Ce dernier était mon bocal d'économie rempli de pourboires, de quelques bonus payés au black mais aussi l'argent de mon anniversaire par exemple. Je gardai cet argent pour payer mes aller-retours à Saint-Amour et voir Nathaniel. Je n'avais prévu que de faire un ultime voyage et rompre avec lui, comme prévu.
La bocal d'à côté par contre, était souvent vide parce que ma mère était incapable d'économiser plus de 7 euros 50, prix d'un paquet de clopes. Les derniers événements l'avaient faite replonger dans un vice qu'elle avait réussi à quitter depuis 20 ans, avec l'aide de mon père. Actuellement, et bien qu'elle ait fixé sa consommation mensuelle à 8 paquets, deux par semaine, elle en rachetait trois ou quatre en supplément dès qu'elle le pouvait.
— Elle était tombée près de la caisse, souris-je à ma mère en lui montrant la pièce qui tinta parmi les autres. — Il n'y a pas de petites économies, répondit-elle machinalement, sans joie.

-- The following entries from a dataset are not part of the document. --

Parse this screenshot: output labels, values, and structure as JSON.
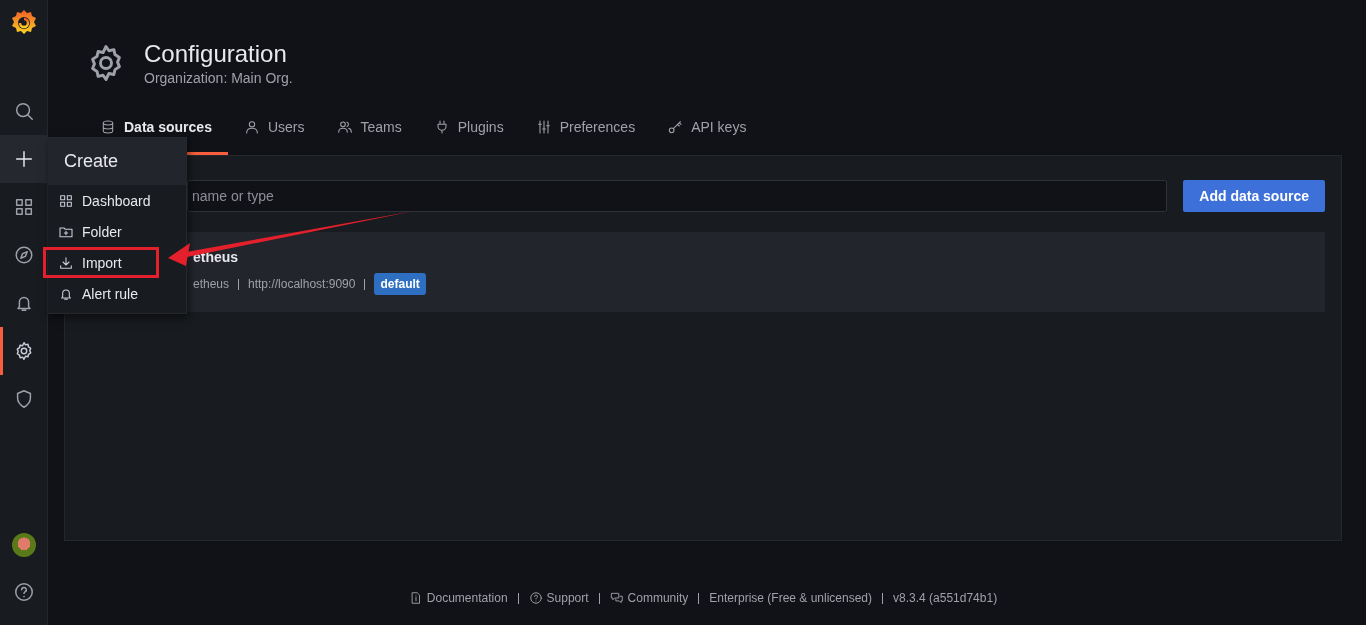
{
  "sidebar": {
    "items": [
      {
        "selected": false,
        "hovered": false
      },
      {
        "selected": false,
        "hovered": true
      },
      {
        "selected": false,
        "hovered": false
      },
      {
        "selected": false,
        "hovered": false
      },
      {
        "selected": false,
        "hovered": false
      },
      {
        "selected": true,
        "hovered": false
      },
      {
        "selected": false,
        "hovered": false
      }
    ]
  },
  "header": {
    "title": "Configuration",
    "subtitle": "Organization: Main Org."
  },
  "tabs": [
    {
      "label": "Data sources",
      "selected": true
    },
    {
      "label": "Users",
      "selected": false
    },
    {
      "label": "Teams",
      "selected": false
    },
    {
      "label": "Plugins",
      "selected": false
    },
    {
      "label": "Preferences",
      "selected": false
    },
    {
      "label": "API keys",
      "selected": false
    }
  ],
  "search": {
    "placeholder": "name or type"
  },
  "add_button": "Add data source",
  "datasources": [
    {
      "name": "etheus",
      "type": "etheus",
      "url": "http://localhost:9090",
      "badge": "default"
    }
  ],
  "create_menu": {
    "title": "Create",
    "items": [
      {
        "label": "Dashboard",
        "marked": false
      },
      {
        "label": "Folder",
        "marked": false
      },
      {
        "label": "Import",
        "marked": true
      },
      {
        "label": "Alert rule",
        "marked": false
      }
    ]
  },
  "footer": [
    "Documentation",
    "Support",
    "Community",
    "Enterprise (Free & unlicensed)",
    "v8.3.4 (a551d74b1)"
  ]
}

Elle rangea les courses, en trainant des pieds. Je pouvais voir à ses pupilles qu'elle avait pris ses anxiolytiques, elle en avait souvent besoin lorsqu'elle se retrouvait seule à cause de ses crises d'angoisse régulières.
— Tu as appelé la Sécu pour les indemnités de papa ?
Un grognement me répondit et je lâchai un soupir d'exaspération. On était dans le rouge niveau finance alors que l'assurance voiture venait de tomber en même temps que la taxe d'habitation et que ma bourse ne suffirait pas à payer les deux. Sans compter sur la chaudière qui merdouillait. Il ne valait mieux pas tomber en panne de chauffage, surtout dans cette maison où le chaud et le froid filtraient des deux côtés de la passoire qu'était notre isolation. Autant l'eau chaude on pouvait faire autrement, autant le chauffage c'était une question de survie.
Et la sécurité sociale qui n'était pas pressée de nous verser les indemnités qui nous auraient bien aidées à souffler mais c'était une tâche que devait remplir ma mère.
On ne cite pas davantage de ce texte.